Chief Justice nominee Tani Cantil-Sakauye chaired the committee recommending the pay hike for the Judicial Council's staff, which is called the Administrative Office of the Courts.
The 3.5 percent raise will go to most of its 800 employees.
Cantil-Sakauye says belt tightening measures over several years makes it all this possible.
"The money that was saved through basically employee effort and employee sacrifices now is available," Cantil-Sakauye said.
Employees of the state's 58 local county courts are not covered by the pay raises. They want the money to be used to improve the courts which have been hit hard by the state budget crisis.
"It feels like a slap in the face for us because basically it feels they're saying to us, 'We're not concerned about the services you're providing to the public,'" William Trupek of the SEUI for San Francisco courts said.
Judges Tia Fischer and David Lampe are with the Alliance of California Judges, a group that wants to reform the judiciary. They wonder how the public will react to a pay raise.
"The workers who've lost their health insurance? Not well. The public court employees who were laid off?
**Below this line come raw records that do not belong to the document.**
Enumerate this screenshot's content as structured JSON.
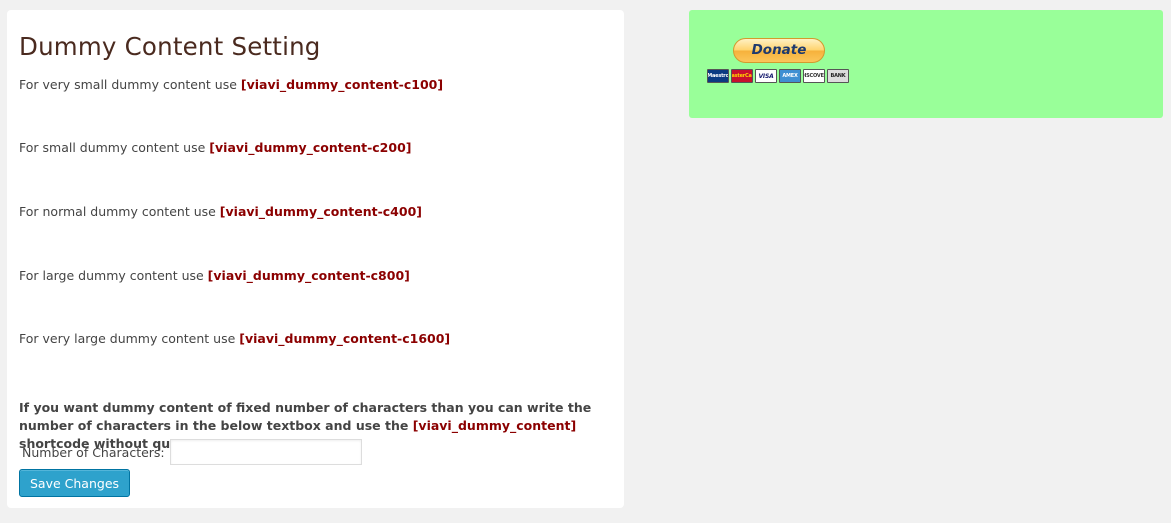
{
  "settings": {
    "title": "Dummy Content Setting",
    "usage": [
      {
        "text": "For very small dummy content use ",
        "code": "[viavi_dummy_content-c100]"
      },
      {
        "text": "For small dummy content use ",
        "code": "[viavi_dummy_content-c200]"
      },
      {
        "text": "For normal dummy content use ",
        "code": "[viavi_dummy_content-c400]"
      },
      {
        "text": "For large dummy content use ",
        "code": "[viavi_dummy_content-c800]"
      },
      {
        "text": "For very large dummy content use ",
        "code": "[viavi_dummy_content-c1600]"
      }
    ],
    "intro": {
      "before": "If you want dummy content of fixed number of characters than you can write the number of characters in the below textbox and use the ",
      "code": "[viavi_dummy_content]",
      "after": " shortcode without quotes."
    },
    "field": {
      "label": "Number of Characters:",
      "value": "",
      "placeholder": ""
    },
    "save_label": "Save Changes"
  },
  "donate": {
    "button_label": "Donate",
    "cards": [
      {
        "icon": "maestro-icon",
        "label": "Maestro"
      },
      {
        "icon": "mastercard-icon",
        "label": "MasterCard"
      },
      {
        "icon": "visa-icon",
        "label": "VISA"
      },
      {
        "icon": "amex-icon",
        "label": "AMEX"
      },
      {
        "icon": "discover-icon",
        "label": "DISCOVER"
      },
      {
        "icon": "bank-icon",
        "label": "BANK"
      }
    ]
  },
  "colors": {
    "page_bg": "#f1f1f1",
    "panel_bg": "#ffffff",
    "donate_bg": "#99ff99",
    "code_text": "#8b0000",
    "button_bg": "#2ea2cc"
  }
}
Not well," Fischer said.
Council members pushing for the raise say it is simply restoring salary reductions that Judicial Council staff took over the years.
"The first thing to recognize is this is not a pay raise," Judicial Council member Miriam Krinskey said.
"I leave it for the people to decide if that's a raise or not," he said.
Now that the proposal for the pay hikes has been formally submitted, the chief justice will decide whether or not to hand out the raises.